An 80-something neighbor living with her blind daughter was just diagnosed with COVID too. I left chocolate chip cookies and chicken soup on her doorstep. Her texted response was, “Thank you. It‘s so nice to have caring neighbors. If you need anything in the future, count on me.” Yeah.

An authentic affirmation, whether written, spoken or set to music, is a gift. As we get older there are increasingly more occasions to give that gift. Dependency increases. Family members or our age peers become ill or pass on. Life takes turns and twists. That too, you can count on.

The life-journey we call aging distracts and absorbs us, and we may forget to reach out to someone we’ve not seen for a long time but know is going through tough straits. Or maybe they’re not going through anything all that tough currently, but they could still use a friendly query. I am guilty of doing less of that kind of outreach than I used to do, and I plan to correct it as soon as I finish writing this column.

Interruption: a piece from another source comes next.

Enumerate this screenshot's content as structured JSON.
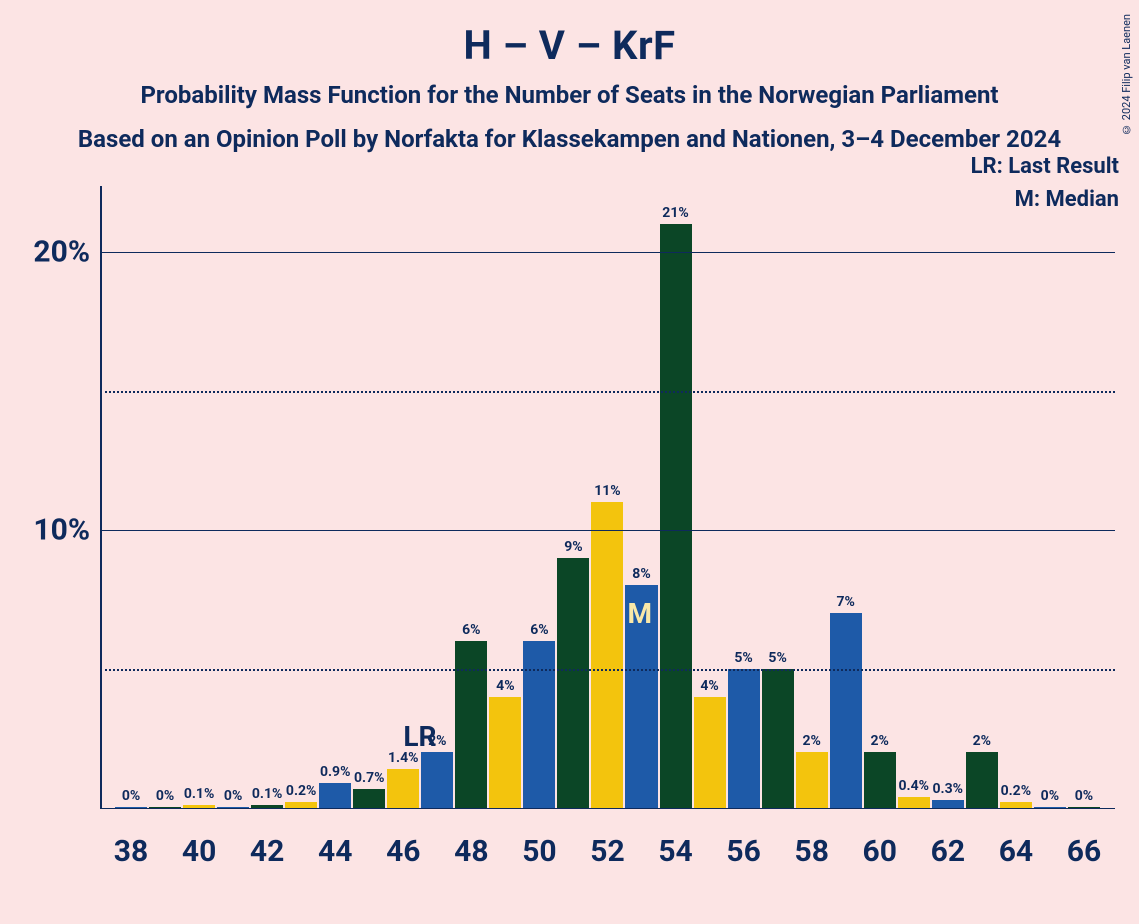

Some people offer acknowledgments and affirmations better than others. I always believe it takes practice, but one of the most affirming missives I’ve received in the past year was from my youngest teenage granddaughter, who wrote, “You are a wonderful grandmother. Lucky me.”

But this is about more than the outreach between neighbors and within family. This is about survival. Every time I read about or see a televised example of Ukrainians helping their Ukrainian neighbors in distress, I feel affirmed by their demonstration of caring strength. I learn from them. We all can. Yeah.